Après avoir présenté Hakapik à Montréal et à Matane, Yoanis Menge exposera au Cercle ses saisissants clichés en noir et blanc où il aborde la chasse aux phoques d'un point de vue anthropologique. L'artiste madelinot a suivi des équipes de pêcheurs des Îles-de-la-Madeleine, de Terre-Neuve et du Nunavut de 2012 à 2015 pour réfléchir sur la nature de cette activité traditionnelle qui crée souvent la polémique. Une trentaine de clichés ainsi qu'un livre d'art publié chez La Morue verte composent l'exposition.

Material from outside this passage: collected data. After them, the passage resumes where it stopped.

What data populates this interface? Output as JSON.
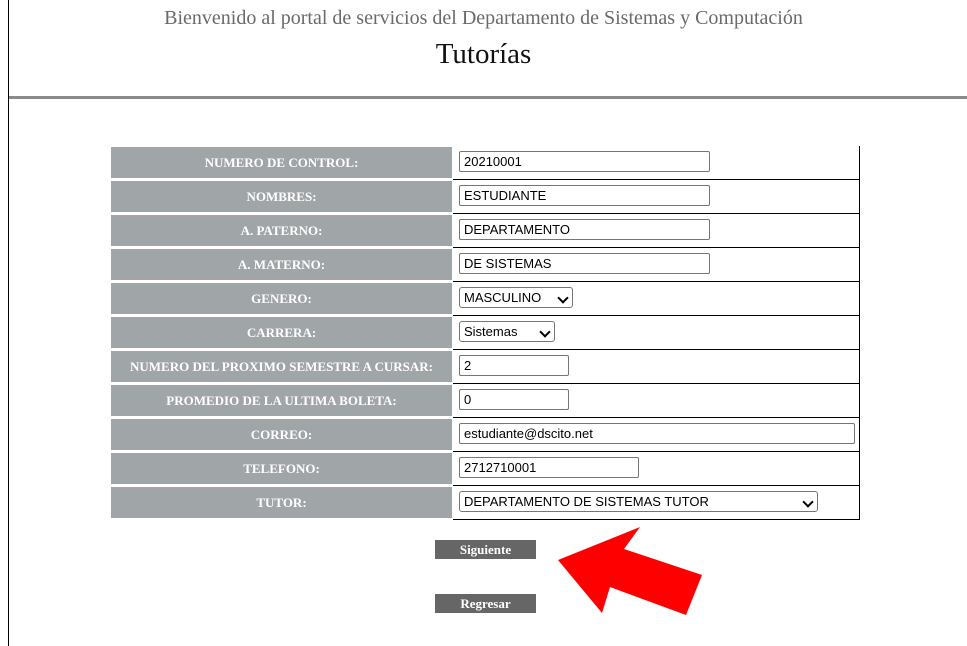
{
  "header": {
    "welcome": "Bienvenido al portal de servicios del Departamento de Sistemas y Computación",
    "title": "Tutorías"
  },
  "form": {
    "rows": [
      {
        "label": "NUMERO DE CONTROL:",
        "value": "20210001"
      },
      {
        "label": "NOMBRES:",
        "value": "ESTUDIANTE"
      },
      {
        "label": "A. PATERNO:",
        "value": "DEPARTAMENTO"
      },
      {
        "label": "A. MATERNO:",
        "value": "DE SISTEMAS"
      },
      {
        "label": "GENERO:",
        "value": "MASCULINO"
      },
      {
        "label": "CARRERA:",
        "value": "Sistemas"
      },
      {
        "label": "NUMERO DEL PROXIMO SEMESTRE A CURSAR:",
        "value": "2"
      },
      {
        "label": "PROMEDIO DE LA ULTIMA BOLETA:",
        "value": "0"
      },
      {
        "label": "CORREO:",
        "value": "estudiante@dscito.net"
      },
      {
        "label": "TELEFONO:",
        "value": "2712710001"
      },
      {
        "label": "TUTOR:",
        "value": "DEPARTAMENTO DE SISTEMAS TUTOR"
      }
    ]
  },
  "buttons": {
    "next_label": "Siguiente",
    "back_label": "Regresar"
  },
  "colors": {
    "label_bg": "#a0a5a8",
    "button_bg": "#666666",
    "annotation_arrow": "#ff0000"
  },
  "icons": {
    "select_chevron": "chevron-down-icon",
    "annotation": "red-arrow-icon"
  }
}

Menge fera aussi partie des artistes présentés à la Foire en art actuel du 24 au 27 novembre.

Du 14 septembre au 1er novembre au Cercle

Tim Moore

Quelques oeuvres de Tim Moore font partie de l'exposition collective qui se poursuit jusqu'au 18 septembre à la Galerie 3, mais l'artiste de la Saskatchewan exposera en solo tout le mois de novembre. Jouant avec humour et esprit avec les symboles quotidiens et culturels, Moore aborde dans ses collages, toiles et installations l'identité métisse, l'histoire canadienne, le racisme et l'ardu mélange des cultures et des origines. Nous avons bien hâte de découvrir le travail de cet artiste, qui a encore très peu été vu au Québec.